Finanzielle Auswirkungen auf den Bundeshaushalt und andere öffentliche Haushalte:

Es sind in allen Bundesländern Programme gemäß § 9a IG-L in Kraft. Es ist davon auszugehen, dass sich Umweltorganisationen und betroffene Bürgerinnen und Bürger an der Erstellung und vor allem auch an jeder künftigen Evaluierung eines Programms beteiligen sowie die Möglichkeit, Programme gerichtlich überprüfen zu lassen, wahrnehmen werden.

Finanzielle Auswirkungen ergeben sich für die Länder vor allem aufgrund der Verpflichtung zur Erstellung von Bescheiden, mit denen über die Eignung von Programmen zur ehestmöglichen Einhaltung der Grenzwerte sowie über das Vorliegen der gesetzlichen Voraussetzungen für die Erstellung oder Evaluierung von Programmen abgesprochen wird. Es handelt sich um keine über zwingende Vorschriften hinausgehende Umsetzung von Unionsrecht, weshalb von einer verpflichtenden Darstellung der finanziellen Auswirkungen der Länder abgesehen werden kann.

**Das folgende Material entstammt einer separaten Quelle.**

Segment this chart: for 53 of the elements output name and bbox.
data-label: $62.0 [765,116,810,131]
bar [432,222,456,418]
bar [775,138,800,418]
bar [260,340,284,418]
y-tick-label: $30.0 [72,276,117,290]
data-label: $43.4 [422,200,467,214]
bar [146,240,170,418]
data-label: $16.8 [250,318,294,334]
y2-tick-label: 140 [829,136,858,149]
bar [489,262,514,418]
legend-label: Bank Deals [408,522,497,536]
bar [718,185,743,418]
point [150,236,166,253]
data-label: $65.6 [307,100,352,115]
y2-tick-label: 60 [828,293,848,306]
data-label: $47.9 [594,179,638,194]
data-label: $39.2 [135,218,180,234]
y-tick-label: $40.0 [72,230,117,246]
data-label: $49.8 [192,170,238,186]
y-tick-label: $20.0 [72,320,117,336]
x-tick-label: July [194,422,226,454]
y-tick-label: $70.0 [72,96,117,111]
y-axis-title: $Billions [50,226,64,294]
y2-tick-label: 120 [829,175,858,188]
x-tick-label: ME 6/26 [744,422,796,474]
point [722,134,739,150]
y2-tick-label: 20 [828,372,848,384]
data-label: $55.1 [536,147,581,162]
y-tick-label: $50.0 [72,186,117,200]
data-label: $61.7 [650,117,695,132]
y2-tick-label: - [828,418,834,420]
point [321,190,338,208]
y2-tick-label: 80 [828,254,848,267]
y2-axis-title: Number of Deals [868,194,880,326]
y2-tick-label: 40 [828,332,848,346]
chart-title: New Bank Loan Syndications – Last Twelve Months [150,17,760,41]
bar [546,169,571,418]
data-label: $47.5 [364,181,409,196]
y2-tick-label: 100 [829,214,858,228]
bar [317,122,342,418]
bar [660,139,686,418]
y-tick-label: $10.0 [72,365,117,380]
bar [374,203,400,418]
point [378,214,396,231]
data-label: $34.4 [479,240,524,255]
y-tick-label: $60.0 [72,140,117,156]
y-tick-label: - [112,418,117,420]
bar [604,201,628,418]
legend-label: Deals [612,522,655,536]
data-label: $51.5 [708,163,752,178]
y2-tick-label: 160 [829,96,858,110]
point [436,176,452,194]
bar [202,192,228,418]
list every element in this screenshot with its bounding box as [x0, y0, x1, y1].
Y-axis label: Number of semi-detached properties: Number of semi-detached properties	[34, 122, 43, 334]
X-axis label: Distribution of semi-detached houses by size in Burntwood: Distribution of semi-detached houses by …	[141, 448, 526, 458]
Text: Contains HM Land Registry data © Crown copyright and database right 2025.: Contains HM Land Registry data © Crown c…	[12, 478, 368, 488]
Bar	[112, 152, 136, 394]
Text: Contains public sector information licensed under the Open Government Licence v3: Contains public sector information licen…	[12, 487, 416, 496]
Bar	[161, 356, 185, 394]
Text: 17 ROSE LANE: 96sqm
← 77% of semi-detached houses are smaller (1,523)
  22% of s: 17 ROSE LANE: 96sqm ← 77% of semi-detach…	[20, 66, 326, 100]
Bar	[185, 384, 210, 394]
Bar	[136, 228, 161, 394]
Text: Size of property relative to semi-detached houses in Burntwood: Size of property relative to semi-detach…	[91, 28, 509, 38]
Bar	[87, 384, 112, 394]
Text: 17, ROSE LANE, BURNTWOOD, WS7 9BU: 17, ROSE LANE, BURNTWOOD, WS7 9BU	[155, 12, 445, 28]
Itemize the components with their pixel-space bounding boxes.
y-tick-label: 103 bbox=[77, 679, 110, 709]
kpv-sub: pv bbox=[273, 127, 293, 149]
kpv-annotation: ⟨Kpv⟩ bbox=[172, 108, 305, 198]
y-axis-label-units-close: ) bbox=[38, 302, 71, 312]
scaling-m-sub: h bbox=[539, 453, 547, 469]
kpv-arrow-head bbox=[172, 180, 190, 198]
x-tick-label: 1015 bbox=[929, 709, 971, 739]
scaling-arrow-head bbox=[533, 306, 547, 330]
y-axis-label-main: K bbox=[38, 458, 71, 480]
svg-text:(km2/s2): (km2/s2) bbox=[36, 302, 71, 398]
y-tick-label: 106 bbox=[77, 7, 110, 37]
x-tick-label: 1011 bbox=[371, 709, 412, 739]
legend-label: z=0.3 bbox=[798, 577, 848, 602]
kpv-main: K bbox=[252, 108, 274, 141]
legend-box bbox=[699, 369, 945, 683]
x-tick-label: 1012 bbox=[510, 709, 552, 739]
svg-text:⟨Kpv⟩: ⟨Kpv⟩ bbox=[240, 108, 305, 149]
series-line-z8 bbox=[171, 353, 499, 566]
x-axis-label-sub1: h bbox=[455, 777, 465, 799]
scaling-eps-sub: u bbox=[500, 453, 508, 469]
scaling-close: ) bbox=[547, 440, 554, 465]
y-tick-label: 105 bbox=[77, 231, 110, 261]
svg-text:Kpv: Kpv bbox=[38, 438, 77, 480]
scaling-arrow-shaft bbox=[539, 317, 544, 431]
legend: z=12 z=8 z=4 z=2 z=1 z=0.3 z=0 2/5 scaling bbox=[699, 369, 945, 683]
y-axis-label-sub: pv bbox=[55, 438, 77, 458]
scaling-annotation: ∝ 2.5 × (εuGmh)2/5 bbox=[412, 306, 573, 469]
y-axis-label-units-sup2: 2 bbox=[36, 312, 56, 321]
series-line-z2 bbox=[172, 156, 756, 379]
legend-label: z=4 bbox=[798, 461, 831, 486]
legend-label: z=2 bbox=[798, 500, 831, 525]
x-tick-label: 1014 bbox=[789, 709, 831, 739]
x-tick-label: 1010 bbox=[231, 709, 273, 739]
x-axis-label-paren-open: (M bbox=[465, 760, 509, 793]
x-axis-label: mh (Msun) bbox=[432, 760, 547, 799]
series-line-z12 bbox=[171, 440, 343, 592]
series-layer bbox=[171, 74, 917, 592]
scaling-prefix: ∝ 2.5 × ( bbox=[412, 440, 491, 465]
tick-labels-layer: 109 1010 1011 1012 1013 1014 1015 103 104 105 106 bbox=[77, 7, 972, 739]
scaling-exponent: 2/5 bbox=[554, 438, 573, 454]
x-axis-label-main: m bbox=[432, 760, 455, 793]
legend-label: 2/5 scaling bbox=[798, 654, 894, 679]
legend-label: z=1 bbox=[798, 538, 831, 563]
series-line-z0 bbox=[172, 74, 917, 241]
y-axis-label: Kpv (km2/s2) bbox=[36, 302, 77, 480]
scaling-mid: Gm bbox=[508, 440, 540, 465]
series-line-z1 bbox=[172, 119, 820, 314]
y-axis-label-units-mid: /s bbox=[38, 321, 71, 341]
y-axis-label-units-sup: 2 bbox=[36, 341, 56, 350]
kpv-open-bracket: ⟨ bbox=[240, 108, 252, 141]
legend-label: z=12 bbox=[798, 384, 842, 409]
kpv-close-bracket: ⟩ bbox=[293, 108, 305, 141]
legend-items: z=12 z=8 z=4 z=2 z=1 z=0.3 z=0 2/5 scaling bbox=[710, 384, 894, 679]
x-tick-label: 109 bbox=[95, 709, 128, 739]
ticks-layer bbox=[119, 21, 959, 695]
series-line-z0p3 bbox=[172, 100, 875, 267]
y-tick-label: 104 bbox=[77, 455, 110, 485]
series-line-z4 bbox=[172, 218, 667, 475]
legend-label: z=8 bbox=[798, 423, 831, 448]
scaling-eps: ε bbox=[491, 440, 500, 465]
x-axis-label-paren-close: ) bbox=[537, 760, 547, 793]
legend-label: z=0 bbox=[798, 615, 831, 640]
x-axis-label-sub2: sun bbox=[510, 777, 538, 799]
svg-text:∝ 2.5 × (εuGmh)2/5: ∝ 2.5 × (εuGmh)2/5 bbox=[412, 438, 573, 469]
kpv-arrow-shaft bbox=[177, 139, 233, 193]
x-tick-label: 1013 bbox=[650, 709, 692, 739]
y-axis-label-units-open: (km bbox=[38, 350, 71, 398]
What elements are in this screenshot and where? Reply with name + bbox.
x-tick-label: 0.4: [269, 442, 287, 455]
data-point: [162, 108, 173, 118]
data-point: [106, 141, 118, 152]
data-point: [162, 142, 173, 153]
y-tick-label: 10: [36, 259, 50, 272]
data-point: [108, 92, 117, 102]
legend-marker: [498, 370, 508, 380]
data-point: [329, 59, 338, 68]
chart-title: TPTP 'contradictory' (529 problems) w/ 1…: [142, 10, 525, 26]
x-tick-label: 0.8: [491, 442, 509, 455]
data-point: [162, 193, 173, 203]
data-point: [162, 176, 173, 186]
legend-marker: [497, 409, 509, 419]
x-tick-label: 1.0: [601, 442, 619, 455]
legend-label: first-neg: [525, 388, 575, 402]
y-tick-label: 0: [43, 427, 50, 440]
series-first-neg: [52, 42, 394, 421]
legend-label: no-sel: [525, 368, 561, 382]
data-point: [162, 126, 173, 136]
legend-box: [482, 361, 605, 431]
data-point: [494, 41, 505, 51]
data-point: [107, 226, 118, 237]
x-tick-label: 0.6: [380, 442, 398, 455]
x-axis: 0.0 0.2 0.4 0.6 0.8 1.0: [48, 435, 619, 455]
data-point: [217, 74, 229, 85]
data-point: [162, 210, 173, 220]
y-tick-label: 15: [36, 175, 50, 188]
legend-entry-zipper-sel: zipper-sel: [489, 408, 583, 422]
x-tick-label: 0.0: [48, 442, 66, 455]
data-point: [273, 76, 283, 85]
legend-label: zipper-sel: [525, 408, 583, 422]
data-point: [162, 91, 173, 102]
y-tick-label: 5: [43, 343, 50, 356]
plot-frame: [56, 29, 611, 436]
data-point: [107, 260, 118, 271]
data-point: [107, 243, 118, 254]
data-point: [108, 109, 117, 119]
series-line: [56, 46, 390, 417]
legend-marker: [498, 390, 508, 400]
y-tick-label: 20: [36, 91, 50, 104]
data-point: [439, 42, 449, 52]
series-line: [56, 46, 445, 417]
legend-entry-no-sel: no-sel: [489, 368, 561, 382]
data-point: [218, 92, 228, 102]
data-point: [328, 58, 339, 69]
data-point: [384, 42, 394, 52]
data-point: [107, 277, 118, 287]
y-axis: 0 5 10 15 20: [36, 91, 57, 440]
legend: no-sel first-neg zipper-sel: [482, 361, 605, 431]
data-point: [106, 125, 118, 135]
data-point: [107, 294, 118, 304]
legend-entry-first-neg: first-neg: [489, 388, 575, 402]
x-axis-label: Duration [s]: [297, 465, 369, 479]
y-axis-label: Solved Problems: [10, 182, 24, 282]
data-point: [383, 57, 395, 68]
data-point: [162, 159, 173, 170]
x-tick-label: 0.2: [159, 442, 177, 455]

Diese Folgenabschätzung wurde mit der Version 5.4 des WFA – Tools erstellt (Hash-ID: 1143753225).

 

Zur Änderung des Wasserrechtsgesetzes 1959

 

Beitrag zu Wirkungsziel oder Maßnahme im Bundesvoranschlag

Das Vorhaben trägt dem Wirkungsziel „Nachhaltige Sicherung der Wasserressourcen sowie nachhaltige Stärkung der Nutz- Schutz- Wohlfahrts- und Erholungswirkung des Waldes als Lebensgrundlagen und Lebensräume für Mensch und Natur“ der Untergliederung 42 Landwirtschaft, Natur und Tourismus im Bundesvoranschlag des Jahres 2018 bei.

 

Finanzielle Auswirkungen auf den Bundeshaushalt und andere öffentliche Haushalte:

Nach aktuellen Einschätzungen ist in den nächsten Jahren von 25 bis 30 Projekten in den Sektoren Energie und Hochwasserschutz auszugehen, bei denen negative Auswirkungen auf den Gewässerzustand in Form einer Verschlechterung mindestens einer Qualitätskomponente eintreten könnten.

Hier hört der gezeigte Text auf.